Double Jeopardy (1999) / Thriller-Mystery
MPAA Rated: R for language, a scene of sexuality and some violence
Running Time: 105 min.
Cast: Ashley Judd, Tommy Lee Jones, Bruce Greenwood, Annabeth Gish
Director: Bruce Beresford
Screenplay: David Weisberg, Douglas Cook
Review published March 24, 2000
Libby Parsons (Judd, Kiss the Girls) is convicted for the murder of her husband, Nick (Greenwood, The Sweet Hereafter), while on a boating trip. She lets her best friend (Gish, Steel) adopt her young son while she goes to prison, but when her friend promptly vanishes, Libby gets suspicious. She is able to trace her whereabouts and discovers her husband still alive under assumed identity. Libby, already serving for the murder of her husband, is informed that she can now kill him with no punitive results since the "double jeopardy" rule states that you can't be tried for the same crime twice. While on parole, she escapes and goes in search of her husband and son.
Good acting and competent directing can't raise this far-fetched B-movie to the level of credibility it needs to be a great thriller. While offering an interesting premise, there's really little else to keep the action afloat other than a series of unlikely and frustratingly poorly conceived events that raise the B.S. factor to the point of laughability. Tommy Lee Jones, who seems to now be typecast after The Fugitive and U.S. Marshals as the guy to hire to track down criminals, ir sorely wasted in a supporting role as the down-and-out parole officer.

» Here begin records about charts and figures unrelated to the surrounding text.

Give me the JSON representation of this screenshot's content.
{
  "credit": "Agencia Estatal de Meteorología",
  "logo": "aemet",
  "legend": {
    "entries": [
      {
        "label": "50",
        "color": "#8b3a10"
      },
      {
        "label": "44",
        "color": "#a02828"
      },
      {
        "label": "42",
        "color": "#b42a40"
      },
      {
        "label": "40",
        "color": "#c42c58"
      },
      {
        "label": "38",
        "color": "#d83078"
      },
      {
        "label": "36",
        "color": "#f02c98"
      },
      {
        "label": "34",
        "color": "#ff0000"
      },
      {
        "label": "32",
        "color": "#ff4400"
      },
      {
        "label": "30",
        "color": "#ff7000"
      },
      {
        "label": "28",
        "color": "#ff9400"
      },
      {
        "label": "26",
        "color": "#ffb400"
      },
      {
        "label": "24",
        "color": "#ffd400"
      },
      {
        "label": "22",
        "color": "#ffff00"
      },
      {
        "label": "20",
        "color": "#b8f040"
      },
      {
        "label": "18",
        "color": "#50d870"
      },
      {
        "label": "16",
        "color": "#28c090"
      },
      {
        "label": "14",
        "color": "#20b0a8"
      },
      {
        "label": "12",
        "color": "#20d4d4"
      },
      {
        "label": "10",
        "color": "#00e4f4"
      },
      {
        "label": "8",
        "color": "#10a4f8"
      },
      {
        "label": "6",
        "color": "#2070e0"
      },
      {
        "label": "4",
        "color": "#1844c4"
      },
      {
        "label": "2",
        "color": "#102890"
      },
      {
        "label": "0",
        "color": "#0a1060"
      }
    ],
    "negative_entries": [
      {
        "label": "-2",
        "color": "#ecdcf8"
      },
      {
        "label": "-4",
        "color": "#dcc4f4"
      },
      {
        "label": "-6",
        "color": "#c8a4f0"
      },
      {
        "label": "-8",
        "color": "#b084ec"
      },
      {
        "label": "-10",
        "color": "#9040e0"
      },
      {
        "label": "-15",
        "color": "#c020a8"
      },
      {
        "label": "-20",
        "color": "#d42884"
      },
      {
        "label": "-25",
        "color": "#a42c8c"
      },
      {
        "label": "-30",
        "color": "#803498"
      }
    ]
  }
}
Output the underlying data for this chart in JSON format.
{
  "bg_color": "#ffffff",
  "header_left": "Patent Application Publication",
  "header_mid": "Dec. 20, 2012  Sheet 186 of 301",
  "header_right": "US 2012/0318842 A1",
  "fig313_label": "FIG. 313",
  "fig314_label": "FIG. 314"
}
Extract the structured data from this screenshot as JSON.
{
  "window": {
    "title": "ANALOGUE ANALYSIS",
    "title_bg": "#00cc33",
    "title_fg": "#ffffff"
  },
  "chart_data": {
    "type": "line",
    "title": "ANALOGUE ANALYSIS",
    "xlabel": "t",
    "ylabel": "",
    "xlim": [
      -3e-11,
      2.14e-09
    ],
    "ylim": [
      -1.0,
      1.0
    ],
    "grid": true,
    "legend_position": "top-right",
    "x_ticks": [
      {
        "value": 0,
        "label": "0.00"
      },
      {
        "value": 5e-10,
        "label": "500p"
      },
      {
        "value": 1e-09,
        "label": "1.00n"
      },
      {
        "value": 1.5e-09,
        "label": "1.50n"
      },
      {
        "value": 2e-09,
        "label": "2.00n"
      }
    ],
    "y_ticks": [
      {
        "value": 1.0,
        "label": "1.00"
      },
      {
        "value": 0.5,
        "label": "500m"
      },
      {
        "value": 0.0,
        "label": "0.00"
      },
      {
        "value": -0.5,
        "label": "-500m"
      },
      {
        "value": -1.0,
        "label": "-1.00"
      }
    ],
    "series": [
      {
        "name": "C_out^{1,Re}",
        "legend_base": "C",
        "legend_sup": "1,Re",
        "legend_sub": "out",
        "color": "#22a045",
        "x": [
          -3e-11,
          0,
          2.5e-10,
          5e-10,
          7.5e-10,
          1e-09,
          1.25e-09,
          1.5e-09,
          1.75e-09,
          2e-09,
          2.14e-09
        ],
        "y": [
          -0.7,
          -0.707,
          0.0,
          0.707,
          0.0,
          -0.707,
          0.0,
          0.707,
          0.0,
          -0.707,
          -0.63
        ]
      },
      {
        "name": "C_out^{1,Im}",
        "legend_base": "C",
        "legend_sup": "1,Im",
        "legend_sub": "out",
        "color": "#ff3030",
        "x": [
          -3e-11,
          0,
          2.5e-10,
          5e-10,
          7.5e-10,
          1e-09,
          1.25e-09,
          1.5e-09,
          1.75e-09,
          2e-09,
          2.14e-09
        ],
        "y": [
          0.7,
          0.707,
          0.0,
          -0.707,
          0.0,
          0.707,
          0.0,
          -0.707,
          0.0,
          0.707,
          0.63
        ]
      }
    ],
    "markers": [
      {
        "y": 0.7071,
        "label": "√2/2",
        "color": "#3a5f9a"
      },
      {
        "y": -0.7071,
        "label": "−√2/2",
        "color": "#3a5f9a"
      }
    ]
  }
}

What's wrong with Double Jeopardy can be pinned to the shoddy screenwriting by David Weisberg and Douglas Cook, who were responsible for the equally boneheaded but successful actioner, The Rock. Making almost little sense, the viewer can't truly get into the film due to too many inconcistencies and asking too much suspension of disbelief. For instance, why would a man who faked his own death and allowed his wife to take the rap live a series of fairly high-profile lifestyles? Why is it that when a convicted murderer breaks out of her parole camp and is on the loose and armed that there is only one person looking for her with any effort? How does Tommy Lee always seem to find out Ashley's whereabouts with little or no evidence to go on?
As the film builds itself out of implausibilities beginning from its very foundation, none of the events that happen ring true until ultimately what we're left with is an implausibility pill that's too large to swallow.